Hacker News new | ask | show | jobs
by johnvanommen 2 days ago
> Indeed, Gemini really is incredible at image analysis. Yesterday I pointed it at some sloppy handwritten notes and asked it to add up the numbers in the right column, and it did it no problem. I've also used it to find out what TV show or actor is on screen, and various other things. It's quite impressive.

I do not know if it works as well as Gemini, but Salesforce (of all places) has a model that does something similar.

What's "neat" about the Salesforce one is that you can run it locally and just iterate it over as many images as you feel like.

For instance, it should be possible to take a movie, pull a hundred images out of the h265 file, have the salesforce model evaluate what is happening at that moment in the movie, and then use that to create an index.

That's just ONE use for it, and I can think of dozens.

On a 5090 it was able to generate text descriptions of a folder full of approximately 500 images in under a minute. (Anecdotal evidence, admittedly.)

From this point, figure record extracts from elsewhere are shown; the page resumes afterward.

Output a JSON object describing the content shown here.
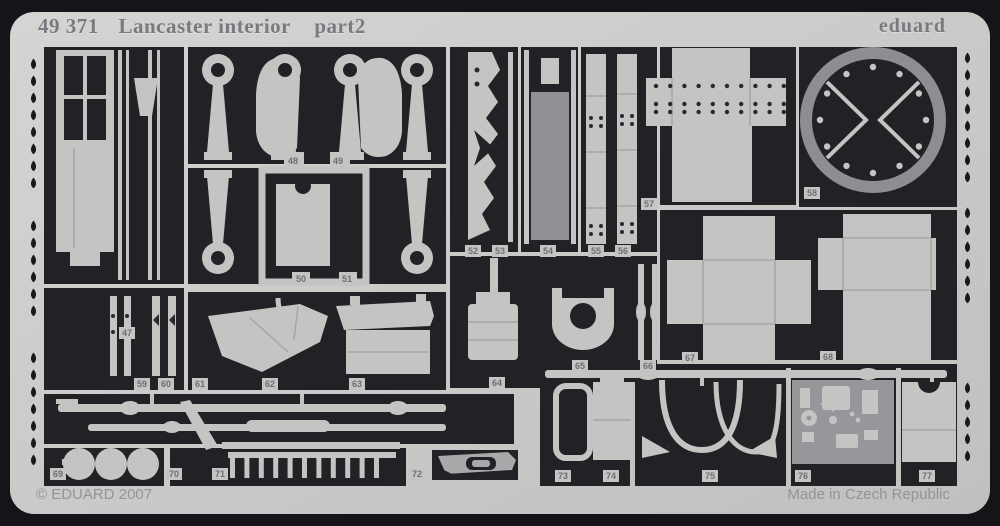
{
  "sheet": {
    "catalog_number": "49 371",
    "product_name": "Lancaster interior",
    "part_suffix": "part2",
    "brand": "eduard",
    "copyright": "© EDUARD 2007",
    "made_in": "Made in Czech Republic",
    "colors": {
      "background": "#161419",
      "sheet": "#cdcbc9",
      "cutout": "#242126",
      "part": "#c6c4c2",
      "medium": "#919094",
      "panel": "#98969b",
      "engraved": "#7b7980",
      "footer": "#95939a",
      "number": "#6f6d75"
    }
  },
  "parts": [
    {
      "num": "47",
      "x": 127,
      "y": 333
    },
    {
      "num": "48",
      "x": 293,
      "y": 161
    },
    {
      "num": "49",
      "x": 338,
      "y": 161
    },
    {
      "num": "50",
      "x": 301,
      "y": 279
    },
    {
      "num": "51",
      "x": 347,
      "y": 279
    },
    {
      "num": "52",
      "x": 473,
      "y": 251
    },
    {
      "num": "53",
      "x": 500,
      "y": 251
    },
    {
      "num": "54",
      "x": 548,
      "y": 251
    },
    {
      "num": "55",
      "x": 596,
      "y": 251
    },
    {
      "num": "56",
      "x": 623,
      "y": 251
    },
    {
      "num": "57",
      "x": 649,
      "y": 204
    },
    {
      "num": "58",
      "x": 812,
      "y": 193
    },
    {
      "num": "59",
      "x": 142,
      "y": 384
    },
    {
      "num": "60",
      "x": 166,
      "y": 384
    },
    {
      "num": "61",
      "x": 200,
      "y": 384
    },
    {
      "num": "62",
      "x": 270,
      "y": 384
    },
    {
      "num": "63",
      "x": 357,
      "y": 384
    },
    {
      "num": "64",
      "x": 497,
      "y": 383
    },
    {
      "num": "65",
      "x": 580,
      "y": 366
    },
    {
      "num": "66",
      "x": 648,
      "y": 366
    },
    {
      "num": "67",
      "x": 690,
      "y": 358
    },
    {
      "num": "68",
      "x": 828,
      "y": 357
    },
    {
      "num": "69",
      "x": 58,
      "y": 474
    },
    {
      "num": "70",
      "x": 174,
      "y": 474
    },
    {
      "num": "71",
      "x": 220,
      "y": 474
    },
    {
      "num": "72",
      "x": 417,
      "y": 474
    },
    {
      "num": "73",
      "x": 563,
      "y": 476
    },
    {
      "num": "74",
      "x": 611,
      "y": 476
    },
    {
      "num": "75",
      "x": 710,
      "y": 476
    },
    {
      "num": "76",
      "x": 803,
      "y": 476
    },
    {
      "num": "77",
      "x": 927,
      "y": 476
    }
  ]
}
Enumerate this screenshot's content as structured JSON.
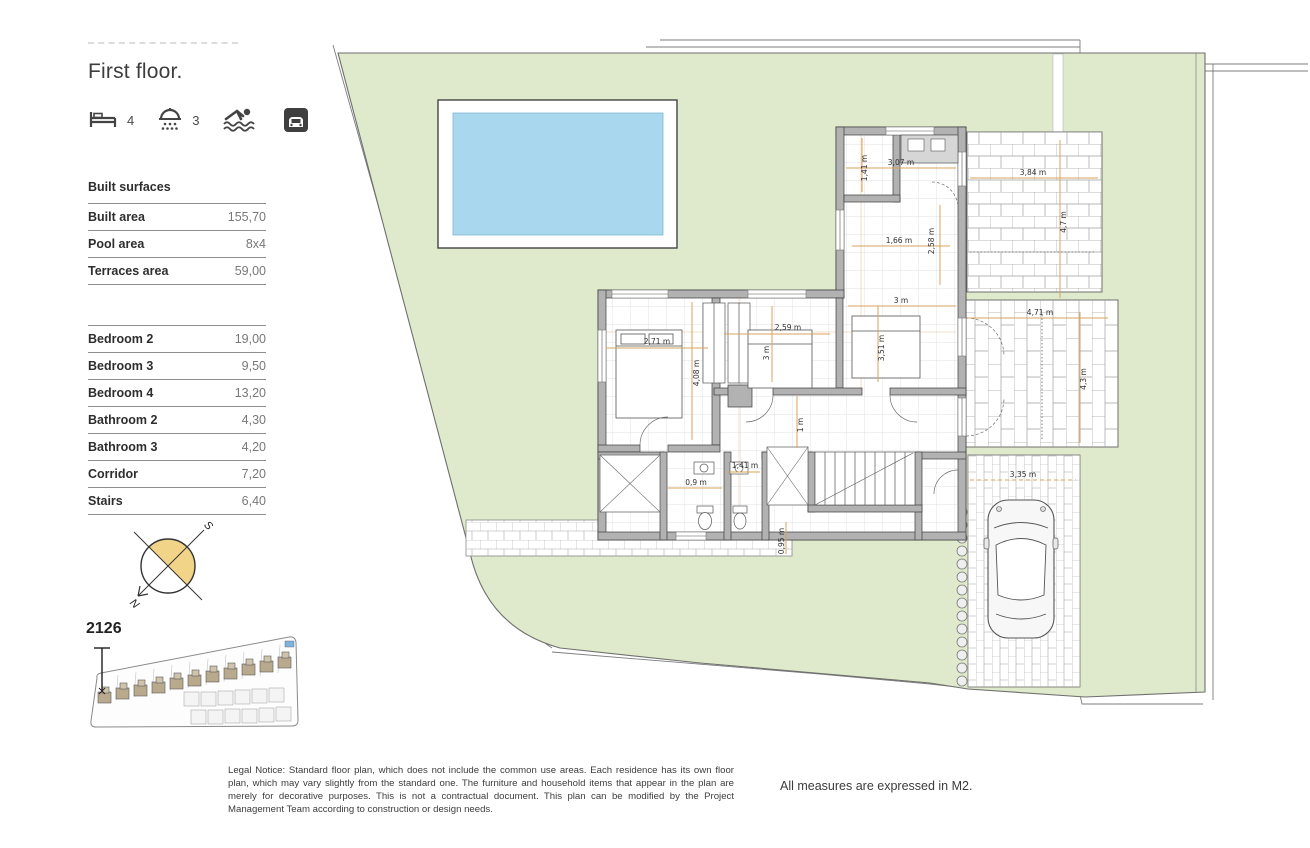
{
  "header": {
    "title": "First floor.",
    "features": {
      "bedrooms_count": "4",
      "bathrooms_count": "3"
    }
  },
  "surfaces": {
    "heading": "Built surfaces",
    "rows": [
      {
        "label": "Built area",
        "value": "155,70"
      },
      {
        "label": "Pool area",
        "value": "8x4"
      },
      {
        "label": "Terraces area",
        "value": "59,00"
      }
    ]
  },
  "rooms": {
    "rows": [
      {
        "label": "Bedroom 2",
        "value": "19,00"
      },
      {
        "label": "Bedroom 3",
        "value": "9,50"
      },
      {
        "label": "Bedroom 4",
        "value": "13,20"
      },
      {
        "label": "Bathroom 2",
        "value": "4,30"
      },
      {
        "label": "Bathroom 3",
        "value": "4,20"
      },
      {
        "label": "Corridor",
        "value": "7,20"
      },
      {
        "label": "Stairs",
        "value": "6,40"
      }
    ]
  },
  "compass": {
    "south": "S",
    "north": "N"
  },
  "site": {
    "unit_number": "2126"
  },
  "plan": {
    "dims": {
      "laundry_h": "1,41 m",
      "kitchen_top_w": "3,07 m",
      "terrace_top_w": "3,84 m",
      "terrace_top_h": "4,7 m",
      "kitchen_w": "1,66 m",
      "kitchen_h": "2,58 m",
      "hall_top_w": "3 m",
      "bedroom2_w": "2,71 m",
      "bedroom2_h": "4,08 m",
      "bedroom3_w": "2,59 m",
      "bedroom3_h": "3 m",
      "bedroom4_h": "3,51 m",
      "terrace_right_w": "4,71 m",
      "terrace_right_h": "4,3 m",
      "corridor_h": "1 m",
      "bathroom2_w": "0,9 m",
      "bathroom3_w": "1,41 m",
      "driveway_w": "3,35 m",
      "path_h": "0,95 m"
    }
  },
  "footer": {
    "legal_notice": "Legal Notice: Standard floor plan, which does not include the common use areas. Each residence has its own floor plan, which may vary slightly from the standard one. The furniture and household items that appear in the plan are merely for decorative purposes. This is not a contractual document. This plan can be modified by the Project Management Team according to construction or design needs.",
    "measures_note": "All measures are expressed in M2."
  },
  "colors": {
    "garden": "#dfe9cb",
    "pool_water": "#a9d8ee",
    "wall": "#b2b2b2",
    "dimension_line": "#d8a35c",
    "compass_fill": "#f1d488"
  }
}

https://huggingface.co/Salesforce/blip-image-captioning-base

I just looked up some articles on it here, and it looks like it's fairly old, so YMMV.

1 comments

There is a newer BLIP-2, but it's also fairly old. You're better off with many other local models such as Moondream 3 https://huggingface.co/moondream/moondream3-preview.

Moondream is great as it can point, count, perform bounding boxes, descriptions, and visual grounded reasoning.